An established Garden In A Box landscape. Photo credit: Resource Central.

 

And sign up for Denver Water’s monthly, summertime personalized water-use reports to learn more about your individual water use during the outdoor watering season.

To sign up, call Denver Water’s Customer Care at 303-893-2444 to update your Denver Water account with your email address.

Colorado’s dry climate means we all need to do our part to ensure adequate water supplies will be available well into the future.

For more information about rebates and water efficiency tips inside and outside the home, visit denverwater.org/BestPractices.  

4 thoughts on “Get ready for next year’s watering season now”

  1. Most of Denver’s water comes from West Slope rivers.
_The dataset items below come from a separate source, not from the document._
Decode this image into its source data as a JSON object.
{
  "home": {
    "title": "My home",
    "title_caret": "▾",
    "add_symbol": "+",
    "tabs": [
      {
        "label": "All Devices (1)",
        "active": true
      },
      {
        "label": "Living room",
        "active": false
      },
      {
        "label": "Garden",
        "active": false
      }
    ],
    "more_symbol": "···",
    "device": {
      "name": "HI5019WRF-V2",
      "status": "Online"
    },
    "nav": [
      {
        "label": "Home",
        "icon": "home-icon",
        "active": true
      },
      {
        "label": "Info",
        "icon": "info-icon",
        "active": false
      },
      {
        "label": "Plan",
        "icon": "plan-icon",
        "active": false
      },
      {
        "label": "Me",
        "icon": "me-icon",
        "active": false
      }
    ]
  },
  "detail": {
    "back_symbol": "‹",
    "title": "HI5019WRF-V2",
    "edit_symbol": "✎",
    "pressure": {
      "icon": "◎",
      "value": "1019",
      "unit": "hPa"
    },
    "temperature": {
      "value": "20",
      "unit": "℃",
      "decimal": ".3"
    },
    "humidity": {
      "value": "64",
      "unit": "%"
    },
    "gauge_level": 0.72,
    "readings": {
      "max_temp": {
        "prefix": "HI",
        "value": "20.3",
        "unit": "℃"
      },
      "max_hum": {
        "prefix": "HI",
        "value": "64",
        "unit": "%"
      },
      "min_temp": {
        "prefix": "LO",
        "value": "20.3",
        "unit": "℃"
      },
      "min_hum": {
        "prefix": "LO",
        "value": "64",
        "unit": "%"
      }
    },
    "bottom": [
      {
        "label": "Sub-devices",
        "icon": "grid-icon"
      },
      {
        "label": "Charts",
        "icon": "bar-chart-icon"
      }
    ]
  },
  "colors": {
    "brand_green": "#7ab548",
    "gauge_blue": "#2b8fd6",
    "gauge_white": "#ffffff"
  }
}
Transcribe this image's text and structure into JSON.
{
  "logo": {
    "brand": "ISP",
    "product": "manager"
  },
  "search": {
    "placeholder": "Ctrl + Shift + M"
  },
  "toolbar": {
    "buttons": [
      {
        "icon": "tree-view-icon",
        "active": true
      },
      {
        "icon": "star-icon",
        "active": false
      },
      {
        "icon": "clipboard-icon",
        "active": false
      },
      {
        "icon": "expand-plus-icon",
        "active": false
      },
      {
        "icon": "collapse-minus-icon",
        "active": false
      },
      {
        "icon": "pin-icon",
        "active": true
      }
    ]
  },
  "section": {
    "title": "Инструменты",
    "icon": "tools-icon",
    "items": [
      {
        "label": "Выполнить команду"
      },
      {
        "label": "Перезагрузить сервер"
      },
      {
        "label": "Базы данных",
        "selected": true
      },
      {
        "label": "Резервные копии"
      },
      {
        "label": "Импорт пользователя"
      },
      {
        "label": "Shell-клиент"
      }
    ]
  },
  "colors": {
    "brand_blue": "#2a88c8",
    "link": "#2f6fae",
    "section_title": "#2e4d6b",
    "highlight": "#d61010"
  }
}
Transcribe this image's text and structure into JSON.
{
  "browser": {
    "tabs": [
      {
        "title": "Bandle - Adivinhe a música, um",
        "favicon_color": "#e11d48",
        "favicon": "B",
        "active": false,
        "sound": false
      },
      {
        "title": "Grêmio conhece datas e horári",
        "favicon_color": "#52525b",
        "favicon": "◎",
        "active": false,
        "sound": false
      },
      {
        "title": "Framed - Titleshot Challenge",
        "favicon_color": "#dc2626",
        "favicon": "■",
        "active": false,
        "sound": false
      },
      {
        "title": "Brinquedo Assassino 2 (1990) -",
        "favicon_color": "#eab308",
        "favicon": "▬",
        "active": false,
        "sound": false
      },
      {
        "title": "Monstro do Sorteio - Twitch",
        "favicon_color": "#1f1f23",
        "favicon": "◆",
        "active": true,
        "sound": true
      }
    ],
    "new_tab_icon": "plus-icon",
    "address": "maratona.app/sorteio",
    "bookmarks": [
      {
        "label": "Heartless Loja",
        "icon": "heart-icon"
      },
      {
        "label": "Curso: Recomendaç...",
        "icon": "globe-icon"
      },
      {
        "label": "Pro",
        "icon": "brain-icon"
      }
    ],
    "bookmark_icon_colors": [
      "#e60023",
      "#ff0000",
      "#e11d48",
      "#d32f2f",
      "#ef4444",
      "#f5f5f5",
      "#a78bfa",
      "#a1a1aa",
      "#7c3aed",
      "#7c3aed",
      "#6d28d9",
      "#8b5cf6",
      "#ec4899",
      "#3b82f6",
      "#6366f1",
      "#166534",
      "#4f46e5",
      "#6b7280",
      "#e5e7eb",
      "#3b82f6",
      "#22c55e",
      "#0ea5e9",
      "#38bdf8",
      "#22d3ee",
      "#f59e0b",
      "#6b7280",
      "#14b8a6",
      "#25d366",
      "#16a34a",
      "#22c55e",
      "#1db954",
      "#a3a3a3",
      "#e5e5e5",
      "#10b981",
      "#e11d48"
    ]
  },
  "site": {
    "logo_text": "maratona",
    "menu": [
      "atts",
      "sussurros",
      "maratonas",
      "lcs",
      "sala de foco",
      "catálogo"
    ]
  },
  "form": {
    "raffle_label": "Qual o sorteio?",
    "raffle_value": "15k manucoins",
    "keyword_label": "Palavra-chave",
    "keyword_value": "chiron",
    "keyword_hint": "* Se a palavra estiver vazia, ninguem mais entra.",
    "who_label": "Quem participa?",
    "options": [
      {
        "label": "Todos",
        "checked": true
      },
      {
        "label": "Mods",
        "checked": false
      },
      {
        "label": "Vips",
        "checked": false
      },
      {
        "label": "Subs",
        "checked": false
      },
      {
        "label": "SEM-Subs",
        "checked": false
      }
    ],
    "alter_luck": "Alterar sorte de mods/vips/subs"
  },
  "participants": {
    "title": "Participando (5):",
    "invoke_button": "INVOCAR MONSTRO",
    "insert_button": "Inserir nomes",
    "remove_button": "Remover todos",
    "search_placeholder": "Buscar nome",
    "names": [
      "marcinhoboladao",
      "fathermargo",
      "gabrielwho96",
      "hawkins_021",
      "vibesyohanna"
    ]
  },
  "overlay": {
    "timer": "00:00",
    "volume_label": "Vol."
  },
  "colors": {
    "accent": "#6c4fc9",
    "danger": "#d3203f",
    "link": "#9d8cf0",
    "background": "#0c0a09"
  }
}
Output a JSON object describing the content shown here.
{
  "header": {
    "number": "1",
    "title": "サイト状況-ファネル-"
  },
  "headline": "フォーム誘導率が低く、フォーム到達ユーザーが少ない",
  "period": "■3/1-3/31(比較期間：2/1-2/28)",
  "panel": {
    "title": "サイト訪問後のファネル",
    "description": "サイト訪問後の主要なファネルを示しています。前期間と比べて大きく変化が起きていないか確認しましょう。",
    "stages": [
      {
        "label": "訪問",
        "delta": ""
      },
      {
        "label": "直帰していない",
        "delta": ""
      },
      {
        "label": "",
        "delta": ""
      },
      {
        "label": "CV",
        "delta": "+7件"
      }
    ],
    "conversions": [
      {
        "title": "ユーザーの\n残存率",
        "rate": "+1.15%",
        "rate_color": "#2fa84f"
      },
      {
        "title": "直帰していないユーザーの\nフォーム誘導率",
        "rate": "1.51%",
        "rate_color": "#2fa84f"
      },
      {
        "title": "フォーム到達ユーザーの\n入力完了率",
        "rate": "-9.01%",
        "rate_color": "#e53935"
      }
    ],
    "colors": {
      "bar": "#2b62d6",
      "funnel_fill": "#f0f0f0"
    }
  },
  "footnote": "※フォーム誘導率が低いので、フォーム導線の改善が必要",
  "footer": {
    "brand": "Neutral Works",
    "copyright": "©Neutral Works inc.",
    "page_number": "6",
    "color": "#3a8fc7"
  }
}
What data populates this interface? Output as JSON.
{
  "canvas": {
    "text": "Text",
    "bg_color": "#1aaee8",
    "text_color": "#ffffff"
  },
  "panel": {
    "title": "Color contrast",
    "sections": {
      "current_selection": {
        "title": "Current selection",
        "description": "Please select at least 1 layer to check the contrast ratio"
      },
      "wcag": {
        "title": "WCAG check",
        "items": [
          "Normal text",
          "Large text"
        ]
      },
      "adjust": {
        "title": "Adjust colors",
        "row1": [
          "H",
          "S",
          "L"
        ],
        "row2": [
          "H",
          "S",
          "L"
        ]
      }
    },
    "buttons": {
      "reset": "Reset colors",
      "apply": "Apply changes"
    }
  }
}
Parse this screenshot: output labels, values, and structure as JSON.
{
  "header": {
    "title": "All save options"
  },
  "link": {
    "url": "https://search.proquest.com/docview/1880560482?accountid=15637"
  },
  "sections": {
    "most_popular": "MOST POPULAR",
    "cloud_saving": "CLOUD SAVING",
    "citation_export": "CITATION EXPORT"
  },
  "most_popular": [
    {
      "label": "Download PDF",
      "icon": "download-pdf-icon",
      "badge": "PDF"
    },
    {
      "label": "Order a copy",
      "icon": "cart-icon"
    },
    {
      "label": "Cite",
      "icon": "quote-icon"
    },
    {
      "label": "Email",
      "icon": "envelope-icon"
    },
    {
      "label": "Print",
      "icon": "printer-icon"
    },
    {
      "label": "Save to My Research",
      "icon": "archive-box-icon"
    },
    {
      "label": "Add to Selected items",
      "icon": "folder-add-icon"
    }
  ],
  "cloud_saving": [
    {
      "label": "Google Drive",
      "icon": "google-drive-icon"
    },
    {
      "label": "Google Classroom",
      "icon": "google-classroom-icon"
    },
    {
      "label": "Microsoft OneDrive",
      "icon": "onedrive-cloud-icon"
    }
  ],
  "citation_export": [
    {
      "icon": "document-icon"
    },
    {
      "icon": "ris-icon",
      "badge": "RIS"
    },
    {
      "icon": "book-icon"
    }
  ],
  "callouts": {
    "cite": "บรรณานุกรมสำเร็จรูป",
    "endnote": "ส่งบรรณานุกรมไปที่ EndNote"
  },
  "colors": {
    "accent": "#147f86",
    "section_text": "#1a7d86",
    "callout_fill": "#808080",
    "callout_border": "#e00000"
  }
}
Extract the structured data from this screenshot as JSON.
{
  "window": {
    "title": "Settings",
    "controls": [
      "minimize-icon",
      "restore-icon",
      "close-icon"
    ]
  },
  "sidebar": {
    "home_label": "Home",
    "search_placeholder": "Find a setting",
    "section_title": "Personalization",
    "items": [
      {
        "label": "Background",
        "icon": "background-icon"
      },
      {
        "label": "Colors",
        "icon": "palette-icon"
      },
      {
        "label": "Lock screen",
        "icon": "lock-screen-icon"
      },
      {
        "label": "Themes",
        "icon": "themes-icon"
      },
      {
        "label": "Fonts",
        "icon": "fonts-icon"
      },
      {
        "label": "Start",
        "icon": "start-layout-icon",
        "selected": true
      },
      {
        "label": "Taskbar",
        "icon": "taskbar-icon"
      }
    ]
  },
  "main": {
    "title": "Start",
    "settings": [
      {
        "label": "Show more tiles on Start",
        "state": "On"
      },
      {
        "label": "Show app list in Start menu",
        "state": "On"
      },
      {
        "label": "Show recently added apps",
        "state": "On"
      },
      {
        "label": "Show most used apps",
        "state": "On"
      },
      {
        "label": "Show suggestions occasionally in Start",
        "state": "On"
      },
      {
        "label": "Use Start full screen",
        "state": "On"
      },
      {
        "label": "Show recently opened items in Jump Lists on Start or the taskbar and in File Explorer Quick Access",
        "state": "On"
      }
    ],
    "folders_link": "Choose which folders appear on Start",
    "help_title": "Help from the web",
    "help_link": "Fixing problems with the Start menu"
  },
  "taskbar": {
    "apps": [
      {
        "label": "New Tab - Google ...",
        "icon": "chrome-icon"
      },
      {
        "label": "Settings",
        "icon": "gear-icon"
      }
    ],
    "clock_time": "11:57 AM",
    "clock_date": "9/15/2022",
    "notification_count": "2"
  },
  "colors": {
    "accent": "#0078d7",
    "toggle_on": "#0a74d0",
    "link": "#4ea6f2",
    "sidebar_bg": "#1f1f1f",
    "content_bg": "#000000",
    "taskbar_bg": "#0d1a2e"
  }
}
Most of the West Slope is experiencing extreme drought conditions while Denver’s water consumption was above average all summer due to the higher air temperatures. Please include in your articles about water use that Denver’s water doesn’t come from the faucet, it comes from rivers that are negatively impacted by keeping reservoirs near full. It’s important for Denver’s water user to know that their water use directly impacts the health of Colorado’s rivers. When you say use only what you need you should also include why to that statement and the why is the health of the environment that everyone comes to Colorado to enjoy.

    1. Thanks for the note Kirk — and, you’re exactly right.

      Drought affects all of us in many ways and we will continue to reinforce these widespread impacts with our customers along the Front Range, customers who also value the rivers and streams that ultimately provide us with our water supply.

      We know that Denver Water residents value our state’s natural resources. We know they strive to be good stewards of those resources. In our 2016 Marketing Segmentation study, the most common reason our customers gave for reducing their water use was to help the environment.

      The connection between water use and the environment is one that we continue to reinforce. From our “It’s all connected” videos to our “Journey of Water” series to in-depth features on why the Colorado River is of importance to Denverites to extensive coverage on why we invest in rivers and fisheries on the West Slope (and we thank you for sharing your perspective in these stories), we’re continually focusing on the connection between our drinking water and its origin.

      An example of this effort can be found in this recent TAP story about the hot, dry summer, in which we shared how Denver residents can help by being efficient with water use.

      As smoke from forest fires darken the skies and heat builds over the West Slope rivers, Denver Water customers can help by being efficient in their water use. Using less water here means more water can be kept in the reservoirs, rivers and streams that fish live in and Coloradans enjoy.

      As we recently stressed in a Sky-Hi News column, “We know that using less water means more water can be kept in the reservoirs, rivers and streams that fish live in and Coloradans enjoy. And ultimately, Denver Water’s customers are answering that call despite enduring what is turning out to be one of the hottest and driest years on record.”

      And, we’ll continue working with great partners like you at Trout Unlimited and the counties of Grand and Summit to ensure we’re working together to responsibly use and manage our most valuable resource.

  2. I have almost 1/2 acre yard with a sprinkler system. I have had high water bills but it’s cheaper to pay them then to have to replace trees, grass and bushes, With the hot days and hardly any moisture in my area – none since Sept. 5th or 6th which may have been 1/2 inch – I have to water. I’m in SW Arapahoe county.

  3. Lets start saving water by eliminating the swimming pools in these hotels and by eliminating the gulf coarse!